The next four columns show the character point costs to learn skills of different difficulties – Easy, Average, Hard, and Very Hard – at the desired skill level. Harder skills cost more points to learn!

Example: A warrior with DX 14 wishes to learn |Shortsword (DX/Average) at level 17. Since skill 17 is equal to his DX+3, he goes to the "Attribute+3" row. Then he reads along the row to the "Average" column to find the point cost: 12 points.
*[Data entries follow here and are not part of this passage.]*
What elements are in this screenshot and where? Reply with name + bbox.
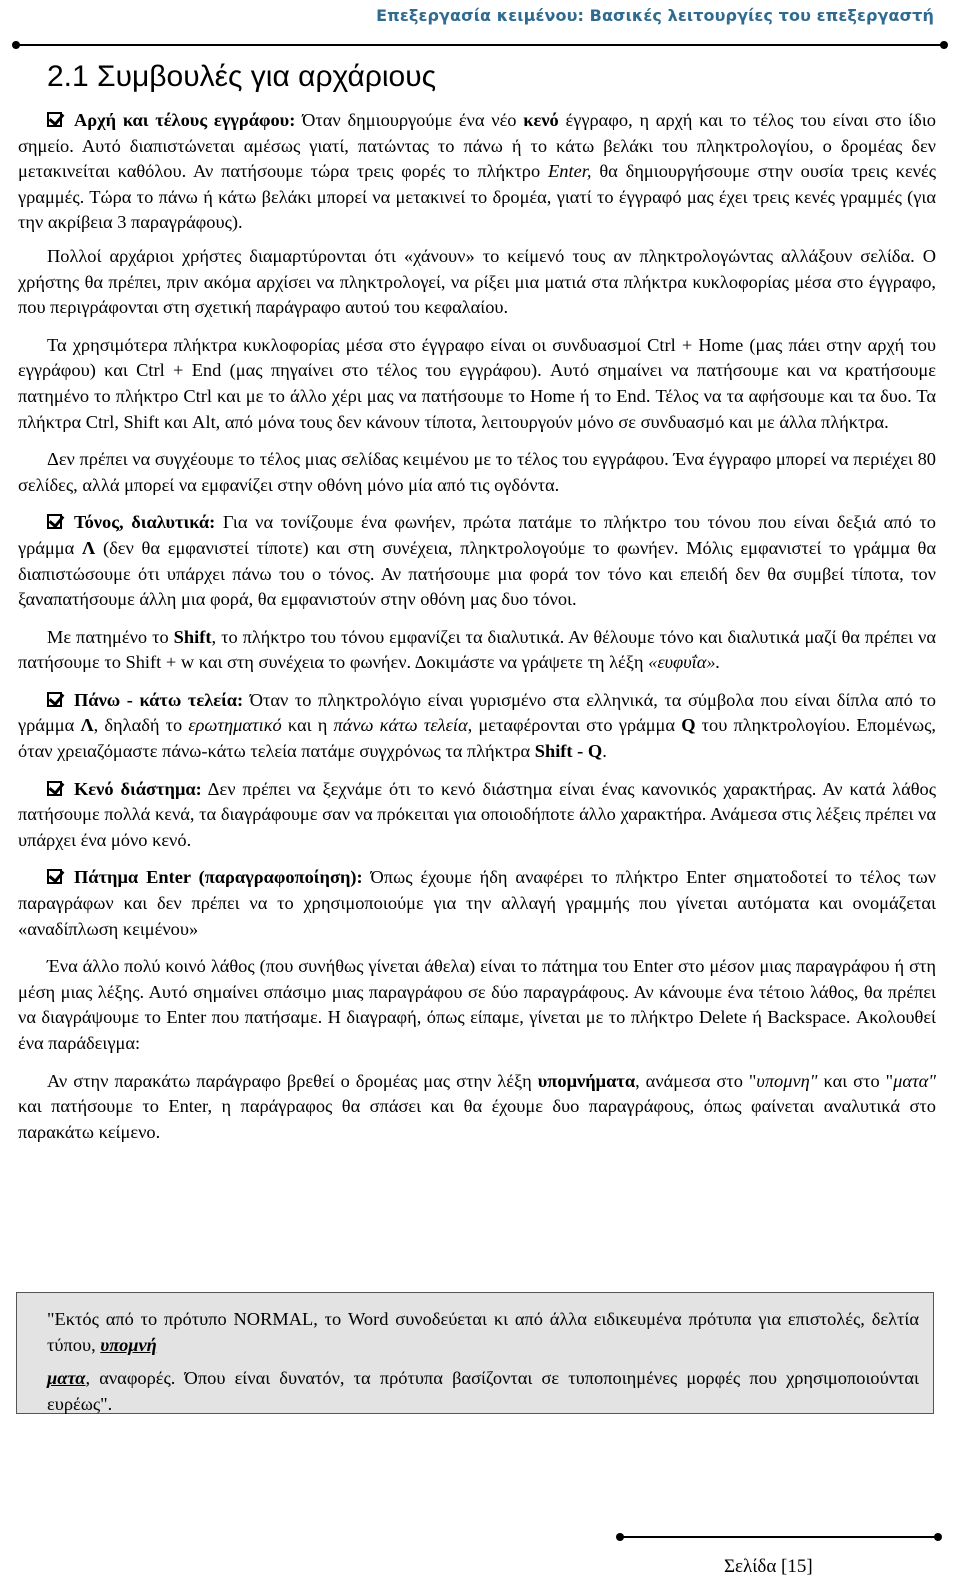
text-run: , το πλήκτρο του τόνου εμφανίζει τα διαλυτικά. Αν θέλουμε τόνο και διαλυτικά μαζί θα πρέπει να πατήσουμε το Shift + w και στη συνέχεια το φωνήεν. Δοκιμάστε να γράψετε τη λέξη	[18, 626, 937, 673]
paragraph-example	[18, 1069, 936, 1146]
header-divider	[14, 44, 946, 46]
text-run: Για να τονίζουμε ένα φωνήεν, πρώτα πατάμε το πλήκτρο του τόνου που είναι δεξιά από το γράμμα	[18, 512, 936, 558]
checkbox-icon	[47, 112, 62, 127]
key-name: Enter,	[548, 161, 592, 182]
tip-start-end	[18, 108, 936, 236]
text-run: Όπως έχουμε ήδη αναφέρει το πλήκτρο Enter σηματοδοτεί το τέλος των παραγράφων και δεν πρέπει να το χρησιμοποιούμε για την αλλαγή γραμμής που γίνεται αυτόματα και ονομάζεται «αναδίπλωση κειμένου»	[18, 867, 936, 939]
text-run: (δεν θα εμφανιστεί τίποτε) και στη συνέχεια, πληκτρολογούμε το φωνήεν. Μόλις εμφανιστεί το γράμμα θα διαπιστώσουμε ότι υπάρχει πάνω του ο τόνος. Αν πατήσουμε μια φορά τον τόνο και επειδή δεν θα συμβεί τίποτα, τον ξαναπατήσουμε άλλη μια φορά, θα εμφανιστούν στην οθόνη μας δυο τόνοι.	[18, 537, 936, 610]
tip-term: Αρχή και τέλους εγγράφου:	[74, 110, 296, 130]
footer-divider	[618, 1536, 940, 1538]
text-run: "Εκτός από το πρότυπο NORMAL, το Word συνοδεύεται κι από άλλα ειδικευμένα πρότυπα για επιστολές, δελτία τύπου,	[47, 1309, 919, 1355]
text-run: και στο "	[817, 1070, 894, 1091]
split-word-part: ματα	[47, 1368, 86, 1389]
symbol-name: πάνω κάτω τελεία	[333, 715, 468, 736]
text-run: θα δημιουργήσουμε στην ουσία τρεις κενές γραμμές. Τώρα το πάνω ή κάτω βελάκι μπορεί να μετακινεί το δρομέα, γιατί το έγγραφό μας έχει τρεις κενές γραμμές (για την ακρίβεια 3 παραγράφους).	[18, 161, 936, 233]
tip-term: Πάνω - κάτω τελεία:	[74, 689, 244, 710]
paragraph-enter-mistake: Ένα άλλο πολύ κοινό λάθος (που συνήθως γίνεται άθελα) είναι το πάτημα του Enter στο μέσον μιας παραγράφου ή στη μέση μιας λέξης. Αυτό σημαίνει σπάσιμο μιας παραγράφου σε δύο παραγράφους. Αν κάνουμε ένα τέτοιο λάθος, θα πρέπει να διαγράψουμε το Enter που πατήσαμε. Η διαγραφή, όπως είπαμε, γίνεται με το πλήκτρο Delete ή Backspace. Ακολουθεί ένα παράδειγμα:	[18, 956, 936, 1053]
example-fragment: ματα"	[893, 1070, 936, 1091]
page-number: Σελίδα [15]	[724, 1556, 813, 1577]
checkbox-icon	[47, 514, 62, 529]
example-quote-box	[16, 1292, 934, 1414]
key-name: Q	[681, 715, 696, 736]
key-name: Shift	[173, 626, 212, 647]
key-combo: Shift - Q	[534, 741, 603, 762]
paragraph-page-end: Δεν πρέπει να συγχέουμε το τέλος μιας σελίδας κειμένου με το τέλος του εγγράφου. Ένα έγγραφο μπορεί να περιέχει 80 σελίδες, αλλά μπορεί να εμφανίζει στην οθόνη μόνο μία από τις ογδόντα.	[18, 449, 936, 495]
tip-space	[18, 777, 936, 854]
text-run: του πληκτρολογίου. Επομένως, όταν χρειαζόμαστε πάνω-κάτω τελεία πατάμε συγχρόνως τα πλήκτρα	[18, 715, 936, 762]
tip-colon	[18, 688, 936, 765]
paragraph-nav-keys: Τα χρησιμότερα πλήκτρα κυκλοφορίας μέσα στο έγγραφο είναι οι συνδυασμοί Ctrl + Home (μας πάει στην αρχή του εγγράφου) και Ctrl + End (μας πηγαίνει στο τέλος του εγγράφου). Αυτό σημαίνει να πατήσουμε και να κρατήσουμε πατημένο το πλήκτρο Ctrl και με το άλλο χέρι μας να πατήσουμε το Home ή το End. Τέλος να τα αφήσουμε και τα δυο. Τα πλήκτρα Ctrl, Shift και Alt, από μόνα τους δεν κάνουν τίποτα, λειτουργούν μόνο σε συνδυασμό και με άλλα πλήκτρα.	[18, 334, 936, 432]
tip-enter	[18, 865, 936, 942]
quote-paragraph-2	[47, 1366, 919, 1417]
checkbox-icon	[47, 781, 62, 796]
text-run: Όταν το πληκτρολόγιο είναι γυρισμένο στα ελληνικά, τα σύμβολα που είναι δίπλα από το γράμμα	[18, 689, 936, 736]
symbol-name: ερωτηματικό	[188, 715, 282, 736]
example-word: υπομνήματα	[537, 1070, 636, 1091]
quote-paragraph-1	[47, 1307, 919, 1358]
text-run: .	[602, 741, 607, 762]
text-run: , δηλαδή το	[93, 715, 189, 736]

There is no limit (except lifespan) to the amount of improvement possible with any skill. However, the useful maximum for most skills is between 20 and 30. Problems to challenge a greater skill are rare!

Skill Cost Table

Your Final —————————Difficulty of Skill—————————
Skill Level Easy Average Hard Very Hard
Attribute-3 1
Attribute-2 1 2
Attribute-1 1 2 4
Attribute+0 1 2 4 8
Attribute+1 2 4 8 12
Attribute+2 4 8 12 16
Attribute+3 8 12 16 20
Attribute+4 12 16 20 24
Attribute+5 16 20 24 28
Extra +1 +4 +4 +4 +4

Improving Your Skills

There are two direct ways to increase your skills in play: spend the bonus points you earn for successful adventuring on new or better skills, or dedicate game time to study, which gives you points you can use to add or improve the skills you studied. In either case, the cost to improve a skill is the difference between the cost of the desired skill level and the cost of your current skill level. For more information, see Character Development.

Free Increases in Skills

There is one way to increase many skills at once: pay the points to improve an attribute (see Character Development). If you do this, all your skills based on that attribute go up by the same amount, at no extra cost. For instance, if you raise DX by one level, all of your DX-based skills also go up by one level. Further improvements are based on the new DX value.

You can also base skills on "defaults" from other skills; see Defaulting to Other Skills. Any skill bought up from such a default is likely to enjoy a free increase when you raise the skill to which it defaults.